Notes on Creaks & Cricks

“God willing and the crick don’t rise”

 

This charming colloquialism is a conditional statement of intent; the speaker means that they will go somewhere or do something provided that no obstacle bars their way. In a time or a place where dirt roads could become hard to navigate in heavy rains, a flooding creek guaranteed that you’d be staying home. The word “crick,” Southeast dialect or mock-dialect for “creek,” raises the threat of Appalachian downpours and flash floods. Now, as the climate crisis sweeps us around the bend, flooding has increased and is increasingly less predictable. Old infrastructure and old bones creak. What do we do when the crick rises?

In the broadest sense, this issue is about how streams of water, information, and time flow.  It’s about the inexorable natural forces that move us forward, and the traces of the past that are left behind. It’s about warning noises, hauntings, and literal pains in the neck. 

Historian Jason M. Kelly writes about the already-here-but-still-coming storm of extreme weather and extreme drought. In the midst of our self-made climate crisis, we have not yet managed to change our prescriptive stories about social status and resource consumption. Even in the United States, with its relatively robust water infrastructure, issues of water access and distribution are key to the Anthropocene era. But we continue to treat weather disasters as the exception rather than the norm, and we count on technological innovation to provide us with limitless water on demand. Kelly describes how the local-level politics of water infrastructure maintains the economic status quo, focusing on the effects of the 2012 drought on Indianapolis.

A photo essay by Lydia See, an artist living in rural North Carolina, investigates its confluence of a flood plain and an internet desert. Residents of Western North Carolina are equally threatened by flash floods and wildfires; the internet goes out for weeks at a time. How do broken connections separate communities? See describes the common narratives of Appalachian impoverishment and isolation and the ways that Appalachian people, including the mutual-aid, harm-reduction initiative Queer Appalachia, have rejected that framing.
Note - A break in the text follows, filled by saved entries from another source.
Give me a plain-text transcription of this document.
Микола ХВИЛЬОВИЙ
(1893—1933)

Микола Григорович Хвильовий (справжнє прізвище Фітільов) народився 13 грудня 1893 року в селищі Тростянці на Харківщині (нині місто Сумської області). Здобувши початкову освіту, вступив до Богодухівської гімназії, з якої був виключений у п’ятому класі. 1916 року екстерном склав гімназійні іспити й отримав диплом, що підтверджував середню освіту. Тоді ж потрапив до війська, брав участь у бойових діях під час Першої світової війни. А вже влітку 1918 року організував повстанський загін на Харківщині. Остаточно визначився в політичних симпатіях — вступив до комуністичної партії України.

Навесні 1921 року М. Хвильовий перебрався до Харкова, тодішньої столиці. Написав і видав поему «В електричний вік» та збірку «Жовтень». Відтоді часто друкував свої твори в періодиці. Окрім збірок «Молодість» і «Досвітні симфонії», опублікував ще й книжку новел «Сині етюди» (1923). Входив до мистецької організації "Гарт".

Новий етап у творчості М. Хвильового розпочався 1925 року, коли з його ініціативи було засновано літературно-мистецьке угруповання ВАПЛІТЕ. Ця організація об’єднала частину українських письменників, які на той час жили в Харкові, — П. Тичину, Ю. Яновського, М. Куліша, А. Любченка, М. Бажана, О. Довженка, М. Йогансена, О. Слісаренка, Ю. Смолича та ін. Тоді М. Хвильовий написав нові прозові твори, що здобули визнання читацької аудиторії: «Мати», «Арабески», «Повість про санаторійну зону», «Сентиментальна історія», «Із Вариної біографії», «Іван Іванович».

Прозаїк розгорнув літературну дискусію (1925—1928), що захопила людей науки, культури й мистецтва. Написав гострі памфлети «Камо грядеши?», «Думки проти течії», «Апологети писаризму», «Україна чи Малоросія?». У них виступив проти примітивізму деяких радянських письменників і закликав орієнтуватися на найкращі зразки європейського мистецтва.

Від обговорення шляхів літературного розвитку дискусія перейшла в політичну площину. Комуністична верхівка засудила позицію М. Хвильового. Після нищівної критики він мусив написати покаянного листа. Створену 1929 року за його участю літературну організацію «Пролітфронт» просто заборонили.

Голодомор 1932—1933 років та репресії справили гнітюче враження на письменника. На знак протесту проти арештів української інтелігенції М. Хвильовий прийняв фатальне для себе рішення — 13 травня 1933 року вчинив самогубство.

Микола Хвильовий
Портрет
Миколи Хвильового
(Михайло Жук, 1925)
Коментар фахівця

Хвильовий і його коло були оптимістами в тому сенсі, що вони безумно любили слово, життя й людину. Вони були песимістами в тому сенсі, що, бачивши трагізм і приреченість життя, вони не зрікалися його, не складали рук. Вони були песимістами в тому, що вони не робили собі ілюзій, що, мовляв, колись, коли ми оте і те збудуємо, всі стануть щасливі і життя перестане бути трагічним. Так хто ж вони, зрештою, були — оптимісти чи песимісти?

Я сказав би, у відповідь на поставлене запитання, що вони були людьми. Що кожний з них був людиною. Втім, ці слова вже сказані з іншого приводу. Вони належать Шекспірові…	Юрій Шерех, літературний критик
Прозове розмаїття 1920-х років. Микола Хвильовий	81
In an analysis of a recent experiment that inserted a gif into the DNA of bacteria, Dr. Molly Kottemann examines the legacy of a different kind of crick: the geneticist Francis Crick, discoverer of the double helix. The synthetic biologists at Church labs, led by Dr. Seth Shipman, chose a gif of Eadweard Muybridge’s early motion study, a series of photographs of a horse galloping, to attempt this new type of archival storage. The flickering frame and forward flow of a photographic sequence is echoed in CRISPR-enabled DNA sequences, each viral sequence framed by repeated sections of base pairs. Kottemann sees the same movement, fixation followed by evolution, in her work as a DNA repair biologist, and asks how life escapes the clean frames and eternal meanings we force on it.

Asiya Wadud’s ekphrastic poem, all we did for the moon / New Rural Landscapes, looks for water (and soccer pitches) in lunar lakes. Prompted by Alessandro Poli and Superstudio’s photomontage New Rural Landscapes, part of the recent exhibit Apollo’s Muse: The Moon in the Age of Photography at the Metropolitan Museum, Wadud looks to the veiled moon for the flags and architecture we have left behind. While humans haunt the lunar surface with their residue, and look to reconstruct its image back on earth, the moon remains “in its abiding orbit.”

Katie Naum imagines what it’s like to live (and die) with a literal crick in the neck, while sharing some wisdom and dispensing advice. Channeling Fortunato, of Edgar Allan Poe’s “The Cask of Amontillado,” Naum answers our readership’s most pressing questions on everything from marriage to wine pairings. Shackled and entombed by his frenemy Montresor, Fortunato uses his final moments to help us avoid his cramped and musty fate. For the love of God, Montresor!

Allison C. Meier explores the spookier side of creaks and hauntings with her piece on historical trends in cemetery symbolism. Meier, who moonlights as a cemetery tour guide in New York, shares images she has collected of memorials all over the world—from Oklahoma to Paris. Though the iconographies and their meanings vary greatly over time and space, each monument is an echo of sorts—a “weapon against forgetting.”

This issue is illustrated by artist Re McBride, whose watercolor paintings wash each element with a light brush, leaving bits of red to haunt the blue.

Throughout, you’ll find the flows of water and information stopped up in sidings and bottlenecks. They pool in small reservoirs but continue to stream into each other, sometimes reversing direction, sometimes flooding outside their borders (God willing and the crick don’t rise).